Mon Apr 2 14:16:11 EDT 2012

Hi Hartley,

On 2 April 2012 18:55, H Hartley Sweeten <hartleys at visionengravers.com> wrote:
> Jamie,
>
> We are seeing a problem on ep93xxthat appears to be caused with the MULTI_IRQ_HANDLER
> change to the vic code.
>
> Following is the latest discussion. Maybe you have an idea?
>
> On Sunday, April 01, 2012 11:49 AM, Mika Westerberg wrote:
>> On Thu, Mar 29, 2012 at 05:33:49PM -0500, H Hartley Sweeten wrote:
>>
>>> I tried doing a bit more debugging with the handle_one_vic function. It
>>> appears that the timer tick is what's causing the spi dma interrupts grief.
>>> I'm just not sure how it's happening or how to fix it...
>>>
>>> I modified handle_one_vic to output a message when multiple interrupts
>>> are detected in the stat. Then, if multiple interrupts were detected, to output
>>> a message with the new calculated stat and the actual stat. These "should"
>>> occur one right after the other when multiple interrupts are detected. But
>>> that's not what I'm getting. Here's a sample trace with comments:
>>>
>>> handle_one_vic: stat:0x00060000 - handling irq:17 now
>>>      stat shows interrupts 17 and 18
>>> handle_one_vic: stat:0x00040010 - handling irq:4 now
>>>      stat shows interrupts 4 and 18, 17 was handled
>>> handle_one_vic: next stat:0x00040000 - actual stat:0x00040000
>>>      next stat shows interrupt 18, 4 was handled, 18 is pending
>>> handle_one_vic: stat:0x00040000 - handling irq:18 now
>>>      stat shows interrupt 18
>>> handle_one_vic: next stat:0x00000000 - actual stat:0x00000010
>>>      next stat shows no interrupts, 18 was handled, 4 is pending
>>> handle_one_vic: next stat:0x00040000 - actual stat:0x00000000
>>>      next stat shows interrupt 18, it was already handled, none are pending
>>> handle_one_vic: stat:0x00040000 - handling irq:18 now
>>>      stat shows interrupt 18 (which was already handled)
>>> dma dma1chan1: spurious interrupt: status=00002180
>>>      bang... spurious interrupt
>>>
>>> It looks like the timer interrupt (4) is causing vic_handle_irq to start
>>> iterating over the VIC's while an iteration is already in progress.  One
>>> of the iterations is handling interrupt 18 correctly but, since the stat
>>> is only read once, the second iteration also tries to handle it.
>>>
>>> Any ideas?
>>
>> Unfortunately no :-/ I've been investigating this also and so far haven't
>> found anything which could explain this behaviour. It is good that you found
>> that the timer interrupt might have something to do with this.
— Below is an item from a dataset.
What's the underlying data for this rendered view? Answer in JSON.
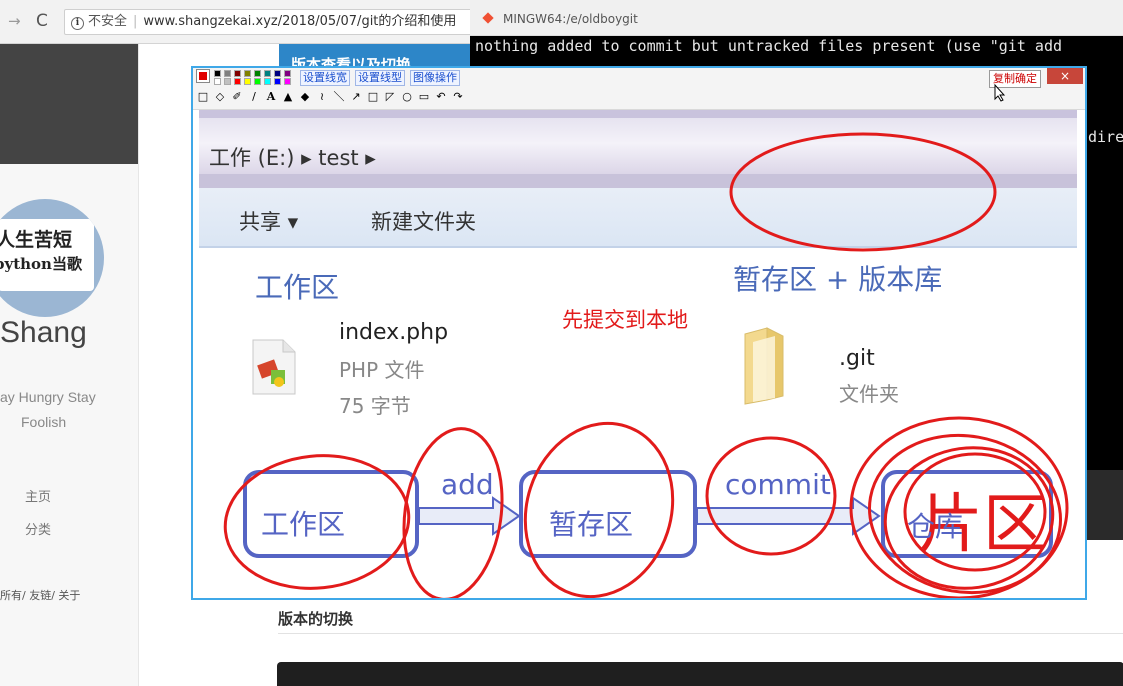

I'm going to
>> add some more debugging code and see if that helps to identify the reason for
>> this.
>>
>> It might also be that the ep93xx_dma driver is doing something wrong in its
>> interrupt handler which causes the DONE bit to stay asserted even though the
>> first thing it does is to write 0 to M2M_INTERRUPT register which is supposed
>> to clear the interrupt..
>
> From what I can tell, the interrupt handler in the ep93xx_dma driver is fine. It
> is clearing the interrupt as it should.
>
> The root cause appears to be the timer interrupt causing a new iteration over
> the VIC's to start before the current iteration is complete. Both iterations are
> reading the vic status register and seeing an interrupt pending for irq 18. One of
> the iterations properly handles this interrupt but, because the status register is
> only ready once, the other iteration also tries to handle the interrupt. Since it's
> already been handled we end up with the spurious interrupt.
>
> So...
>
> 1) Are interrupts supposed to be still enabled when vic_handle_irq is called to
> handle the pending interrupts the first time? If they "are" disabled, what is
> re-enabling them and causing the timer interrupt to start a new iteration?

No, I believe that at this point IRQ's should be disabled.  This gets
called very early by the entry macros, and not much has run before
this gets called.  I can only guess that something inside one of the
interrupt handlers is reenabling interrupts for some period.

> 2) Should the vic status be re-checked after each interrupt is handled in
> handle_one_vic? This could cause a problem where an aggressive interrupt,
> i.e. the timer on ep93xx, could cause other interrupts to not get handled quickly.

No, I think I may have had this when I first introduced this code and
there were objections to the fairness of that, so the current approach
where we try and service each interrupt before restarting was the most
fair way of doing it.

I wonder if looking at IRQ tracing to find out when and where
interrupts are being enabled from might be useful for tracking this
down.

Jamie